In my experience selectolax is about 10x faster than lxml, and keeps the familiar CSS selector API: https://rushter.com/blog/python-fast-html-parser/

guskel · on Aug 11, 2021

Does Scrapy's slow speed actually matter much? Your main bottleneck is always going to be network calls and rate limiting. I don't know how much optimization can help there.

traverseda · on Aug 11, 2021

Selectolax is nice, much faster than bs4 or lxml. Not a very well known project yet though.

Not sure there's anything faster on the javascript side of the fence?

polote · on Aug 11, 2021

If they beat lxml it is pretty impressive. Too bad that they don't support xpath

f311a · on Aug 11, 2021

Libxml is pretty slow (lxml uses it). Selectolax is 5 times faster for simple CSS queries. It is basically a thin wrapper for a well optimized HTML parser written in C.
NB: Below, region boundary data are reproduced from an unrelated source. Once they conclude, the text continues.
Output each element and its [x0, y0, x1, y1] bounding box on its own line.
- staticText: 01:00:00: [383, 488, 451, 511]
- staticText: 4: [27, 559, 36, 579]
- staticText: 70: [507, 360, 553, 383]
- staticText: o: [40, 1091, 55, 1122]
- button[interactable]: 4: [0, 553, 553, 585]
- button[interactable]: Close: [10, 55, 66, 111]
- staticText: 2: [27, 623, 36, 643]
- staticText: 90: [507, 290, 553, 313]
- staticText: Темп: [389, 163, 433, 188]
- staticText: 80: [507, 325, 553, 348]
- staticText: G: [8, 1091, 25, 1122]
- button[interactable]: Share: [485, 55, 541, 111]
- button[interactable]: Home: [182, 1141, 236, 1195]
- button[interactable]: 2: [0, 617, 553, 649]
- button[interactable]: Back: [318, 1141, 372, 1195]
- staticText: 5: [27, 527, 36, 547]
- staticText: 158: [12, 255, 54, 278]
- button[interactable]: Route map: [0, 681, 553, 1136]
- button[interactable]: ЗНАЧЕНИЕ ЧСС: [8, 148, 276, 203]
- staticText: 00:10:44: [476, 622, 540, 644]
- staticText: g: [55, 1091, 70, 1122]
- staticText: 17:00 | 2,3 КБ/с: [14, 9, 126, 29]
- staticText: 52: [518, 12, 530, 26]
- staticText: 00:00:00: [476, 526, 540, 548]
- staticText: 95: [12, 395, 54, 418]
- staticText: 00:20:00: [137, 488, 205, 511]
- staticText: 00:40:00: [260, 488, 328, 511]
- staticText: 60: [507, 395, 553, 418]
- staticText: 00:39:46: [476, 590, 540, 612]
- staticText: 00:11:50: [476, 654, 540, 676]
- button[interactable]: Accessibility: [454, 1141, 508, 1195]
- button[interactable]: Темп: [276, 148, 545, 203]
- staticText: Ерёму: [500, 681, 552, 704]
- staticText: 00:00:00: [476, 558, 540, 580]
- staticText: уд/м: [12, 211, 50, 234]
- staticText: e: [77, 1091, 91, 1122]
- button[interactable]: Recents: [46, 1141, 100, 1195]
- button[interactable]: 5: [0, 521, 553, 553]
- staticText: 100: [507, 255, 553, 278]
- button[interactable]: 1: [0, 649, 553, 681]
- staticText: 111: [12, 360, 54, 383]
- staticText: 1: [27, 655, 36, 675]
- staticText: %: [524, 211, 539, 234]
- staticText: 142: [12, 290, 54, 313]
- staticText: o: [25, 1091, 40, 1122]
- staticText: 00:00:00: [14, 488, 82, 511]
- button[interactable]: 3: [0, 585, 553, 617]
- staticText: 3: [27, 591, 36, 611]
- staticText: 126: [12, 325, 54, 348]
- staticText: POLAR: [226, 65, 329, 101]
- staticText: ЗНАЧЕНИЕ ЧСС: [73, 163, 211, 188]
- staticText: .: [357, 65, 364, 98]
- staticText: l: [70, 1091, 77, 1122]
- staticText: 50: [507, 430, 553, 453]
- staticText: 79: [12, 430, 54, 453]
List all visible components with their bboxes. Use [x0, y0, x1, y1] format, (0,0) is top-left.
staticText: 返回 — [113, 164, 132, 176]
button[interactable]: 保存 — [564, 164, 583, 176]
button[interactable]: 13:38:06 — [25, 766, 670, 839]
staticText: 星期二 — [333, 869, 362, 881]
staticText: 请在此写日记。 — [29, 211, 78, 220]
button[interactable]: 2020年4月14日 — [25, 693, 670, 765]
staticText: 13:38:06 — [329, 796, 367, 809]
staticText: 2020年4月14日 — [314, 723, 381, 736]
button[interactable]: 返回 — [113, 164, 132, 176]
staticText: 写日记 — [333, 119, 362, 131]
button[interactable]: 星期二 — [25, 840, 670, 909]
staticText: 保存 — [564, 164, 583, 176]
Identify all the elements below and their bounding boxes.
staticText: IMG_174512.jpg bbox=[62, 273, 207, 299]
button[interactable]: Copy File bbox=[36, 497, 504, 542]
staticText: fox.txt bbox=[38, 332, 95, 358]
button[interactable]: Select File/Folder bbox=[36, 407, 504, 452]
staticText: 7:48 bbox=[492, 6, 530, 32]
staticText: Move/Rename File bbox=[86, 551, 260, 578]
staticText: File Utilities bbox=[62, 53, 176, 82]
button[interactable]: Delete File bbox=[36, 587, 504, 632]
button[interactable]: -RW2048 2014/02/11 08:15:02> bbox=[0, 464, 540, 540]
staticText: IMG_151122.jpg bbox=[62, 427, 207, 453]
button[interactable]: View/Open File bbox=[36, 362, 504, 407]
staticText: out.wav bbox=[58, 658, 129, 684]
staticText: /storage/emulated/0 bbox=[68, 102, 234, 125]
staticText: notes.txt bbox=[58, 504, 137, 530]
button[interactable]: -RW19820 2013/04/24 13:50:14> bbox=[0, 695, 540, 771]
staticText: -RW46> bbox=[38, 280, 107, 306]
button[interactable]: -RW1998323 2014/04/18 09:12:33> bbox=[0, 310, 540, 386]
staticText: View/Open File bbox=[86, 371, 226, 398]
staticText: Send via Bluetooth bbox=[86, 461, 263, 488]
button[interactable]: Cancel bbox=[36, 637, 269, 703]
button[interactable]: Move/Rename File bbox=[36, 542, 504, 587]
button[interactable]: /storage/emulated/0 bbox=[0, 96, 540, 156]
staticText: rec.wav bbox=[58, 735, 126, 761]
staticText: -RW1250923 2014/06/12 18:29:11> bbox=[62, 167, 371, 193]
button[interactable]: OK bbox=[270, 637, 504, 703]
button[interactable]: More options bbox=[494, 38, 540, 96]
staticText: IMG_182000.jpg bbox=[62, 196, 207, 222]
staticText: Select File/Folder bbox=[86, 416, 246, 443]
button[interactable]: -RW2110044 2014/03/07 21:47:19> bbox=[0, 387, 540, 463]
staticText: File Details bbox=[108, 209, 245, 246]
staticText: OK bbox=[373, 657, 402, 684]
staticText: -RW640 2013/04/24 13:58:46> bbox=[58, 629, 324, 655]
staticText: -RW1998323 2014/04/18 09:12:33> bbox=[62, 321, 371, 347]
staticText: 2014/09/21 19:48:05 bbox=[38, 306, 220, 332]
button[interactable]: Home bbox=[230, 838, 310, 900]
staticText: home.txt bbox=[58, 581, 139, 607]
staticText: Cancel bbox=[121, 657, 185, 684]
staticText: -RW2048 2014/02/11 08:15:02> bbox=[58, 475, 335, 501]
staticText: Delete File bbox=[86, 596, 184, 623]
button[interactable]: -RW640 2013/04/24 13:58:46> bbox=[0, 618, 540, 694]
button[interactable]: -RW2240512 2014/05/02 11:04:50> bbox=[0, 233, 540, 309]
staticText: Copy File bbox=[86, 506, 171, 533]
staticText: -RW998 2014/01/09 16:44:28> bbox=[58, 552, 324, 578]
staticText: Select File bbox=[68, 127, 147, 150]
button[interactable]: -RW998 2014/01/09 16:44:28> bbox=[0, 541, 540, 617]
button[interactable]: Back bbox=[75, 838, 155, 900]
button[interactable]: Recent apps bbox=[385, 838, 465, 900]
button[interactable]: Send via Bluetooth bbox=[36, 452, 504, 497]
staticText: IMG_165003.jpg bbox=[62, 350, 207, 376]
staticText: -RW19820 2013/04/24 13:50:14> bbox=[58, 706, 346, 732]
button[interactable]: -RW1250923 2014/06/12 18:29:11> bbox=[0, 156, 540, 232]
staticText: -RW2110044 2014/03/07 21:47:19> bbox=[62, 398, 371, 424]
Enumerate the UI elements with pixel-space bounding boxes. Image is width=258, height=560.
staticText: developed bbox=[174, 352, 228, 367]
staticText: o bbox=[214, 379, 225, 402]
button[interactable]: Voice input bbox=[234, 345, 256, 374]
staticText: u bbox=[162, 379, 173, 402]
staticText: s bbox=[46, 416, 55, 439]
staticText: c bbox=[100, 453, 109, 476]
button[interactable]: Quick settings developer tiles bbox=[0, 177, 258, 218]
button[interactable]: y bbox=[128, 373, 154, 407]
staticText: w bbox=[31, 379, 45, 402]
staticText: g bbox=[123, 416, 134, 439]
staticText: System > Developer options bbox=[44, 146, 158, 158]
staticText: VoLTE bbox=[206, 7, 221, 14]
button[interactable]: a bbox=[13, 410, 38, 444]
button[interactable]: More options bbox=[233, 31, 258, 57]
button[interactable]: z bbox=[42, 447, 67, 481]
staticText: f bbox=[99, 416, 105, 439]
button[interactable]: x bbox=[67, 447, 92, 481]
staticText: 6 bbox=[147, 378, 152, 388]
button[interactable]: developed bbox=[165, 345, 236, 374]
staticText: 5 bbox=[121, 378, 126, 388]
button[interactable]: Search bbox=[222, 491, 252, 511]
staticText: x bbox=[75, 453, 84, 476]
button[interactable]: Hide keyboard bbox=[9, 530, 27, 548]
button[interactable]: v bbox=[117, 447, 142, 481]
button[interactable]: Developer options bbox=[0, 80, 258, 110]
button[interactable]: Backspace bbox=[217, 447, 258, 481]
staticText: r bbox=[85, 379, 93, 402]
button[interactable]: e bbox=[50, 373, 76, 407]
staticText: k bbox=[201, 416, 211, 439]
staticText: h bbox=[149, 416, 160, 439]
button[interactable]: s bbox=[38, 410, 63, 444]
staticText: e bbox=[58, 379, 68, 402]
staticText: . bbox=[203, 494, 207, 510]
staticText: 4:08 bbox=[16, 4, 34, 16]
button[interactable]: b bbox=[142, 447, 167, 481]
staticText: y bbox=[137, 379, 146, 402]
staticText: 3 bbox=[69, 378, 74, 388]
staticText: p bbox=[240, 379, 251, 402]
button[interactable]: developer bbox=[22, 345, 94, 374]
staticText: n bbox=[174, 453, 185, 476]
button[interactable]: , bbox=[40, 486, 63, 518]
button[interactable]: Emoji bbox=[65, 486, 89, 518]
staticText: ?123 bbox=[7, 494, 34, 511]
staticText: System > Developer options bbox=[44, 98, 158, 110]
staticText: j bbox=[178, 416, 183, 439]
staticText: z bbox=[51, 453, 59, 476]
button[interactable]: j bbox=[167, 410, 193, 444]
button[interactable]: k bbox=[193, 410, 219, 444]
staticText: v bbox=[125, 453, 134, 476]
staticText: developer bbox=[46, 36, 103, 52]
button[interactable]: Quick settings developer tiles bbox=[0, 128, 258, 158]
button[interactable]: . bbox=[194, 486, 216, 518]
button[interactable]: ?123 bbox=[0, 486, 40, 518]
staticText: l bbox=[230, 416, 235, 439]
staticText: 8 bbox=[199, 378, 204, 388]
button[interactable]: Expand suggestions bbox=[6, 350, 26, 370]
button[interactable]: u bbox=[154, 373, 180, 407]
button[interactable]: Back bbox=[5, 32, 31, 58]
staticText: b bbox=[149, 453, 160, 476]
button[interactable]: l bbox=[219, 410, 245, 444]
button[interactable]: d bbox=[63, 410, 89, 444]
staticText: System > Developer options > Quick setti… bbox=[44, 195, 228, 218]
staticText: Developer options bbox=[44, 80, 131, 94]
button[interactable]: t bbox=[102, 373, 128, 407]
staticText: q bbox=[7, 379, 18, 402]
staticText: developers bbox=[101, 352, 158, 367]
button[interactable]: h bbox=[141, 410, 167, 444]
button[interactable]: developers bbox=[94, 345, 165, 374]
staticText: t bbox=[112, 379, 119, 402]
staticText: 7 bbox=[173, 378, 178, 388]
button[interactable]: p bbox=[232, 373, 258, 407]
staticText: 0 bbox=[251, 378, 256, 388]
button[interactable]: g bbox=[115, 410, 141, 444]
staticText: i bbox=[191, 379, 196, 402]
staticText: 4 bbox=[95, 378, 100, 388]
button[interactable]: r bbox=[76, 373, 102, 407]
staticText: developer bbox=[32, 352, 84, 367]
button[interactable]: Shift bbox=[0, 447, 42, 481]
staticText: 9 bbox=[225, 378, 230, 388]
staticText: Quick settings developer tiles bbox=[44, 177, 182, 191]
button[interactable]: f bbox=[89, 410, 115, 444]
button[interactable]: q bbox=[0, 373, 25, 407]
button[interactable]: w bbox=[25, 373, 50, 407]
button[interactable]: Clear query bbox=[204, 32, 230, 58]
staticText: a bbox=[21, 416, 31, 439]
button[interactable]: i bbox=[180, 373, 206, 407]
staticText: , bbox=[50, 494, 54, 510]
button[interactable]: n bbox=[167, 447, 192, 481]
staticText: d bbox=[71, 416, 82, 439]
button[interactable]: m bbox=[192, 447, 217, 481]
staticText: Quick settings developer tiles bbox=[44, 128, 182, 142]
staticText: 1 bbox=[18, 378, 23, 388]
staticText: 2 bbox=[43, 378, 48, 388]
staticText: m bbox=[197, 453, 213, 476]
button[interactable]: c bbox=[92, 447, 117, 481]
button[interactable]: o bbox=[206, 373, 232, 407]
dec0dedab0de · on Aug 11, 2021

Beautiful Soup can use lxml, and does by default for parsing xml.

polote · on Aug 11, 2021

There is a big speed difference between lxml alone and lxml + bs4

dec0dedab0de · on Aug 12, 2021

I was unaware, I always use bs4 with lxml for parsing xml just because I like the interface. For what I'm doing, the bottleneck is the remote system/network, so it doesn't really matter. But now I'm curious about which parts are slower and why. Maybe I'll run some experiments later.

Marazan · on Aug 11, 2021

Yes, the difference is infinite with broken HTML which is checks notes a huge chunk of the Internet.